Investigation of data integrity should go far beyond the standard analysis of "valid" values, key counts and referential integrity. Instead, it should interrogate the completeness, consistency and usability of the data for robust CRM applications. For example, the following should be examined:
- Trends and seasonality patterns. Does the data capture the trends and annual patterns of activity accurately, and do the patterns hold steady from year to year and from marketing promotion to promotion? Are there gaps in the data?
- Longitudinal stability of field value distributions. Has the same coding scheme been used over time?
- Core relationships. Examples include the analysis of promotional depth by past segmentation variables, examination of purchases by product type, and counts by source characteristics.
When it comes to the construction of a marketing database with accurate, complete and consistent data "and, just as importantly, the development of a process to maintain that integrity "it is hard to imagine a cookie cutter solution. Nor is it advisable to entrust anyone with the task but business-savvy, computer-literate, seasoned data analysts.
Question #7: How does the Interface Deal with Query Complexity?
GUI's (graphical user interfaces) can be wonderful. They allow you to construct queries by pointing and clicking instead of typing. And, for a two-finger typist, they are a relief.
The problem is that most GUI's make it easier for you to construct SQL or 4GL (4th generation language) statements, but still require you to know the technical constructs of their systems. They offer step automation by demanding less effort for mindless steps. Nevertheless, although entering a query by dragging and dropping saves keystrokes, it does not eliminate the responsibility for learning the effect of what you are dragging and where you are dropping!

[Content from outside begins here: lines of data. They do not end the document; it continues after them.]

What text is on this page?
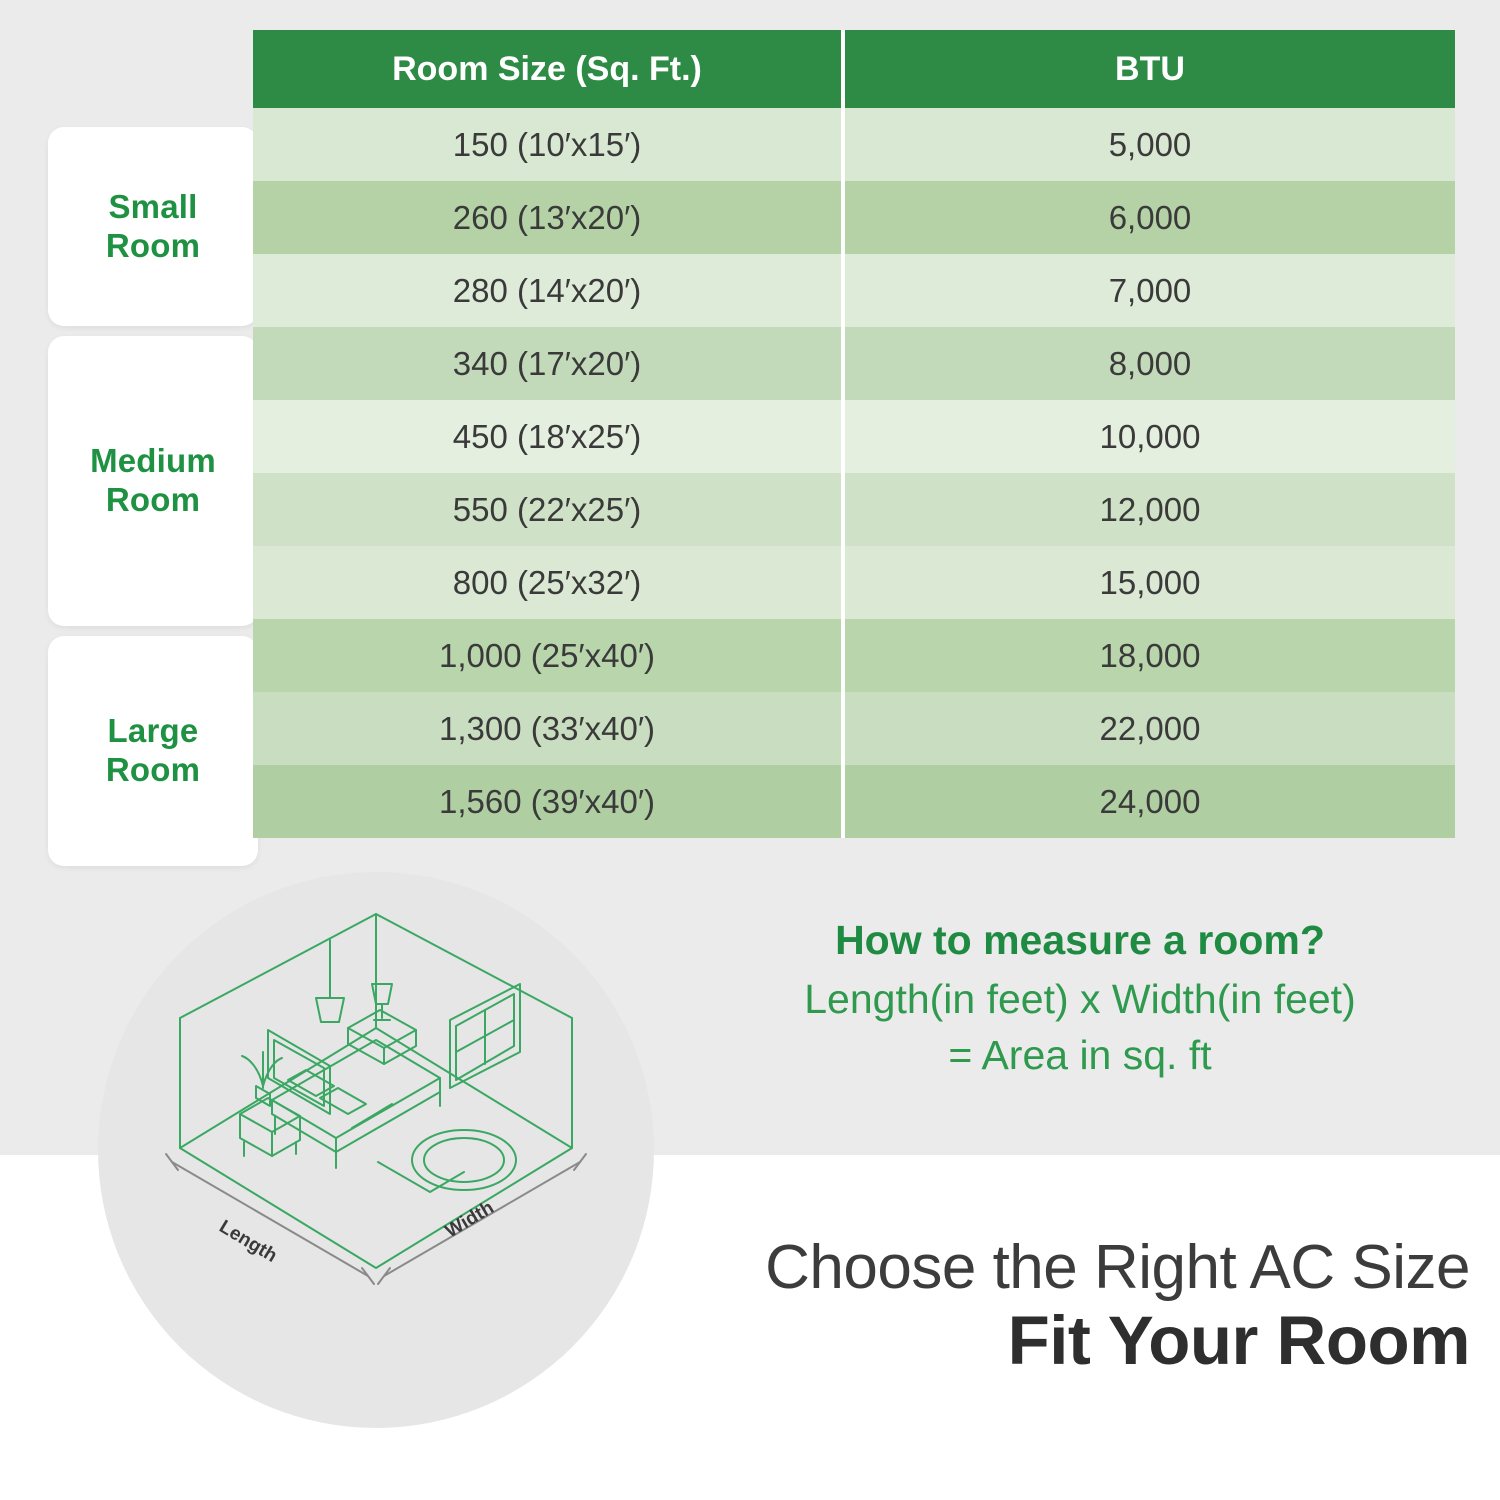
Small
Room
Medium
Room
Large
Room
Room Size (Sq. Ft.)	BTU
150 (10′x15′)	5,000
260 (13′x20′)	6,000
280 (14′x20′)	7,000
340 (17′x20′)	8,000
450 (18′x25′)	10,000
550 (22′x25′)	12,000
800 (25′x32′)	15,000
1,000 (25′x40′)	18,000
1,300 (33′x40′)	22,000
1,560 (39′x40′)	24,000
Length	Width
How to measure a room?
Length(in feet) x Width(in feet)
= Area in sq. ft
Choose the Right AC Size
Fit Your Room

It is far preferable for the interface to achieve a conceptual shift: the elimination of entire groups of steps that, if it were not for the need to spoon-feed the computer, would not even be part of the way that you think. Such a conceptual shift is vastly more powerful. It is the automation or even complete hiding of an entire set of steps that, together, are conceptualized as a single task. This saves not only physical but also mental energy.
An automobile analogy is the automatic transmission. With an automatic transmission, you do not have to think about which gear is appropriate for your current driving conditions. Without having to think about when and how to shift, a human being can focus entirely on avoiding other automobiles and getting to the desired destination in a timely fashion.
Data analytics, which arguably is one of the more complex computer-assisted endeavors, is challenging enough in its own right. It is preferable for the software to allow you to "show" or "lead" it to a desired final result, and in a manner that is natural to you. Software that requires you to tell it how to apply its own "foreign to you "operators lengthens the learning curve. It also increases the likelihood of mistakes and rework, and reduces the available time for more creative activities.
Question #8: Was the Testing Ground the Same as Your Battle Ground?
Look at the past and present clientele of the business intelligence software vendor. Ask which businesses were used as test beds for prototyping and stress testing the software. If the industries or companies mentioned are not known for their analytical CRM expertise and the use of accountable marketing media, what makes you believe the software is appropriate for you?
These eight questions are applicable to most potential users of business intelligence software. However, the specific circumstances of your business will dictate just how important each question is and generate other specific questions. The important thing is not to be overtaken by the hype!